About 50km south of Bahía de Caráquez, set in a broad bay dotted with freighters, cruise ships and fishing boats, MANTA is a city of some 183,000 people and Ecuador’s largest port after Guayaquil. Divided by the Río Manta between the throbbing commercial centre to the west and the poorer residential area Tarqui to the east, the city is a manufacturing centre – but it’s the seafood industry that really drives the economy. Fish and shrimp processors and packers line the roads entering Manta, and the business of netting swordfish, shark and dorado is lucrative enough to draw US and Japanese fishing fleets to these abundant waters. President Rafael Correra refused to renew the lease for a major US air base here used for drug surveillance – unless Ecuador could build a base in Miami, which unsurprisingly was rejected. Plans are now afoot to build a large oil refinery to take up the economic shortfall created by the closure of the base.
Manta is also known as a lively, holiday destination; its main beach is relatively clean, regularly patrolled, lined with restaurants and packed at weekends. As a bustling modern port more manageable in size and temperament than Guayaquil, Manta is a good place to refuel and make use of the banks, cinemas and services of a busy urban centre. A new road skirting the coast to the southwest also makes it a gateway to undeveloped villages and beaches, as well as the more established resorts of the southern coast beyond Puerto Cayo, where the road joins the Ruta del Sol.

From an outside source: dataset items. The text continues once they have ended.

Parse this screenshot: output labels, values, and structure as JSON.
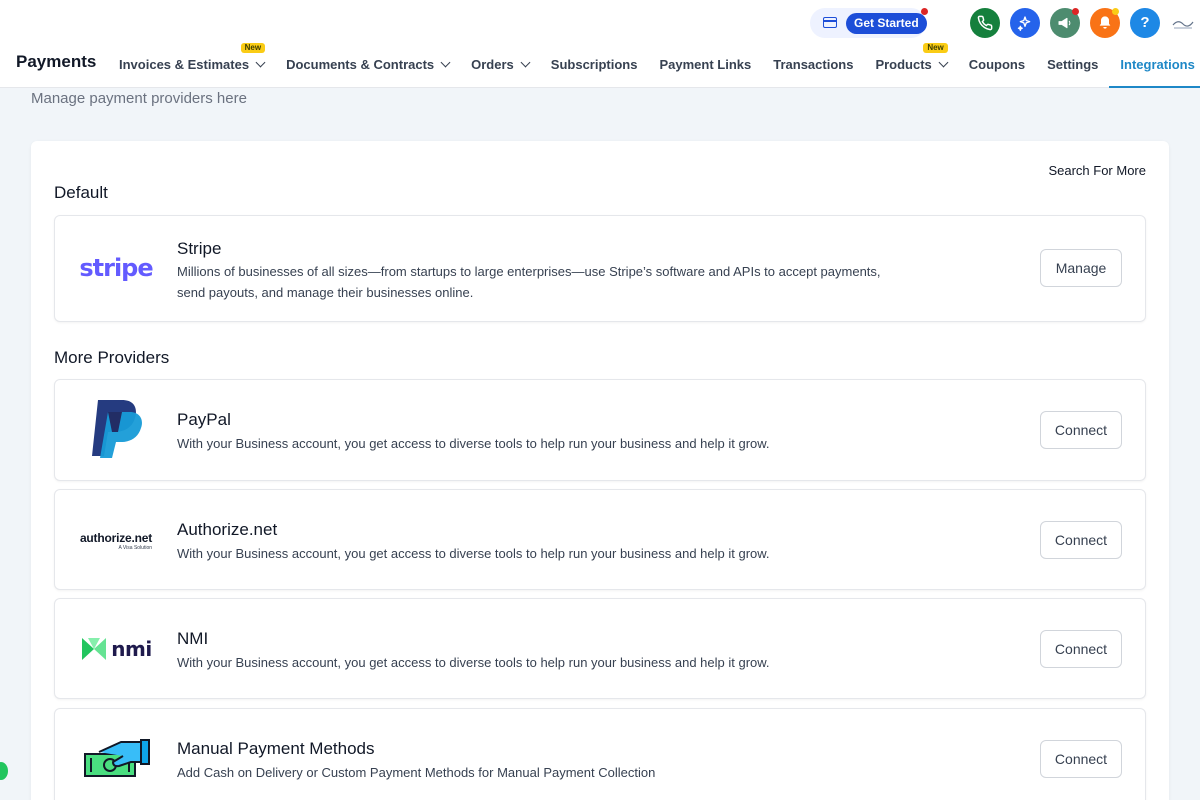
{
  "header": {
    "get_started_label": "Get Started",
    "brand": "Payments",
    "help_label": "?",
    "icons": [
      "card-icon",
      "phone-icon",
      "sparkle-icon",
      "megaphone-icon",
      "bell-icon",
      "help-icon"
    ],
    "colors": {
      "phone": "#15803d",
      "sparkle": "#2563eb",
      "megaphone": "#4d8c6f",
      "bell": "#f97316",
      "help": "#1e88e5",
      "active_tab": "#1e88c7",
      "badge": "#facc15"
    }
  },
  "nav": [
    {
      "label": "Invoices & Estimates",
      "badge": "New"
    },
    {
      "label": "Documents & Contracts"
    },
    {
      "label": "Orders"
    },
    {
      "label": "Subscriptions"
    },
    {
      "label": "Payment Links"
    },
    {
      "label": "Transactions"
    },
    {
      "label": "Products",
      "badge": "New"
    },
    {
      "label": "Coupons"
    },
    {
      "label": "Settings"
    },
    {
      "label": "Integrations",
      "active": true
    }
  ],
  "page": {
    "subtitle": "Manage payment providers here",
    "search_more": "Search For More",
    "default_title": "Default",
    "more_title": "More Providers"
  },
  "providers": [
    {
      "name": "Stripe",
      "logo_text": "stripe",
      "desc_line1": "Millions of businesses of all sizes—from startups to large enterprises—use Stripe’s software and APIs to accept payments,",
      "desc_line2": "send payouts, and manage their businesses online.",
      "action": "Manage"
    },
    {
      "name": "PayPal",
      "desc": "With your Business account, you get access to diverse tools to help run your business and help it grow.",
      "action": "Connect"
    },
    {
      "name": "Authorize.net",
      "logo_text": "authorize.net",
      "logo_sub": "A Visa Solution",
      "desc": "With your Business account, you get access to diverse tools to help run your business and help it grow.",
      "action": "Connect"
    },
    {
      "name": "NMI",
      "logo_text": "nmi",
      "desc": "With your Business account, you get access to diverse tools to help run your business and help it grow.",
      "action": "Connect"
    },
    {
      "name": "Manual Payment Methods",
      "desc": "Add Cash on Delivery or Custom Payment Methods for Manual Payment Collection",
      "action": "Connect"
    }
  ]
}
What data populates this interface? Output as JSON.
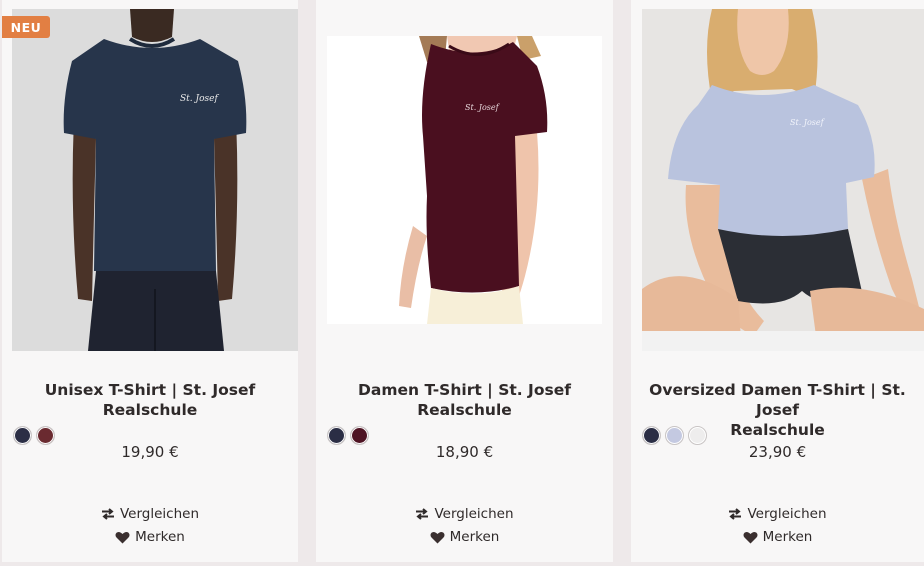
{
  "products": [
    {
      "badge": "NEU",
      "title_line1": "Unisex T-Shirt | St. Josef",
      "title_line2": "Realschule",
      "price": "19,90 €",
      "print_text": "St. Josef",
      "colors": [
        "#2b2e45",
        "#6a2a30"
      ]
    },
    {
      "title_line1": "Damen T-Shirt | St. Josef",
      "title_line2": "Realschule",
      "price": "18,90 €",
      "print_text": "St. Josef",
      "colors": [
        "#2b2e45",
        "#4e1323"
      ]
    },
    {
      "title_line1": "Oversized Damen T-Shirt | St. Josef",
      "title_line2": "Realschule",
      "price": "23,90 €",
      "print_text": "St. Josef",
      "colors": [
        "#2b2e45",
        "#c4c9e1",
        "#eeeded"
      ]
    }
  ],
  "actions": {
    "compare_label": "Vergleichen",
    "wishlist_label": "Merken"
  },
  "icons": {
    "compare": "compare-arrows-icon",
    "wishlist": "heart-icon"
  },
  "colors": {
    "badge": "#e27f43",
    "background": "#eee9ea",
    "card": "#f8f7f7"
  }
}
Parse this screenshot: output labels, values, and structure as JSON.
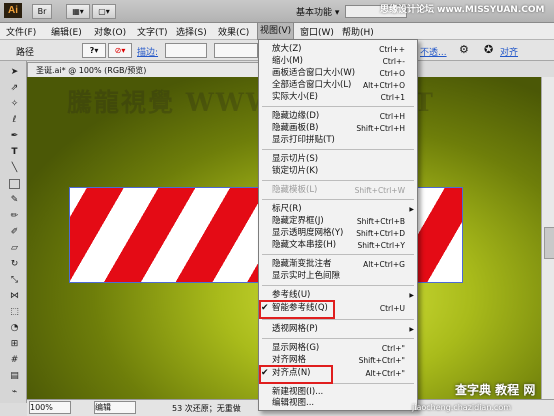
{
  "appbar": {
    "logo": "Ai",
    "workspace": "基本功能 ▾",
    "watermark": "思缘设计论坛 www.MISSYUAN.COM"
  },
  "menubar": {
    "items": [
      "文件(F)",
      "编辑(E)",
      "对象(O)",
      "文字(T)",
      "选择(S)",
      "效果(C)",
      "视图(V)",
      "窗口(W)",
      "帮助(H)"
    ]
  },
  "control": {
    "label": "路径",
    "stroke_label": "描边:",
    "opacity_label": "不透...",
    "align_label": "对齐"
  },
  "document": {
    "tab": "圣诞.ai* @ 100% (RGB/预览)",
    "watermark": "騰龍視覺 WWW.TTLY.NET"
  },
  "status": {
    "zoom": "100%",
    "mode": "编辑",
    "info": "53 次还原；无重做"
  },
  "view_menu": {
    "items": [
      {
        "label": "放大(Z)",
        "shortcut": "Ctrl++"
      },
      {
        "label": "缩小(M)",
        "shortcut": "Ctrl+-"
      },
      {
        "label": "画板适合窗口大小(W)",
        "shortcut": "Ctrl+O"
      },
      {
        "label": "全部适合窗口大小(L)",
        "shortcut": "Alt+Ctrl+O"
      },
      {
        "label": "实际大小(E)",
        "shortcut": "Ctrl+1"
      },
      {
        "label": "隐藏边缘(D)",
        "shortcut": "Ctrl+H"
      },
      {
        "label": "隐藏画板(B)",
        "shortcut": "Shift+Ctrl+H"
      },
      {
        "label": "显示打印拼贴(T)",
        "shortcut": ""
      },
      {
        "label": "显示切片(S)",
        "shortcut": ""
      },
      {
        "label": "锁定切片(K)",
        "shortcut": ""
      },
      {
        "label": "隐藏模板(L)",
        "shortcut": "Shift+Ctrl+W"
      },
      {
        "label": "标尺(R)",
        "shortcut": ""
      },
      {
        "label": "隐藏定界框(J)",
        "shortcut": "Shift+Ctrl+B"
      },
      {
        "label": "显示透明度网格(Y)",
        "shortcut": "Shift+Ctrl+D"
      },
      {
        "label": "隐藏文本串接(H)",
        "shortcut": "Shift+Ctrl+Y"
      },
      {
        "label": "隐藏渐变批注者",
        "shortcut": "Alt+Ctrl+G"
      },
      {
        "label": "显示实时上色间隙",
        "shortcut": ""
      },
      {
        "label": "参考线(U)",
        "shortcut": ""
      },
      {
        "label": "智能参考线(Q)",
        "shortcut": "Ctrl+U"
      },
      {
        "label": "透视网格(P)",
        "shortcut": ""
      },
      {
        "label": "显示网格(G)",
        "shortcut": "Ctrl+\""
      },
      {
        "label": "对齐网格",
        "shortcut": "Shift+Ctrl+\""
      },
      {
        "label": "对齐点(N)",
        "shortcut": "Alt+Ctrl+\""
      },
      {
        "label": "新建视图(I)...",
        "shortcut": ""
      },
      {
        "label": "编辑视图...",
        "shortcut": ""
      }
    ]
  },
  "corner_logo": {
    "main": "查字典 教程 网",
    "sub": "jiaocheng.chazidian.com"
  }
}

Manta’s tourist focus is the Playa Murciélago, a broad beach 1.5km north of the town centre, where from December to April the surf is good enough for the town to host international bodyboarding and windsurfing competitions. Swimmers should take care year round, as there is a strong undertow; there’s usually plenty else going on here at weekends, from music to volleyball. The Malecón Escénico, a strip of restaurants and bars with a car park, fronts the beach. The police advise against wandering to quiet spots beyond the Oro Verde, where robberies have been reported. A string of fabulous beaches graces the coast west of town, starting with Playa Barbasquillo and Playa Piedra Larga.
Opposite the Malecón Escénico at Calle 19, the Museo Centro Cultural Manta (wwww.museodemanta.com) has an interesting collection of artefacts from the Valdivian culture, which flourished here from 3500–1500 BC, and the later Manteño culture, including fish-shaped ocarinas and beautiful zoomorphic jugs and flasks. Heading east down the Malecón, you’ll soon pass the Capitanía, by the entrance to Manta’s main port, frequented by warships, the odd millionaire’s yacht and countless container ships. Cruise liners tend to call between November and February, when the artesanía market at the Plaza Cívica, Malecón and Calle 13, is at its busiest and thronging with indigenous traders from Otavalo, who offer a decent selection of woven goods, jumpers and hammocks alongside more familiar coastal wares such as tagua carvings and Panama hats.
A block east is Manta’s leafiest corner, the main square of Parque Eloy Alfaro and the Parque de la Madre. Away from the shore, the old heart of the port features narrow streets and wooden buildings rising up the hill.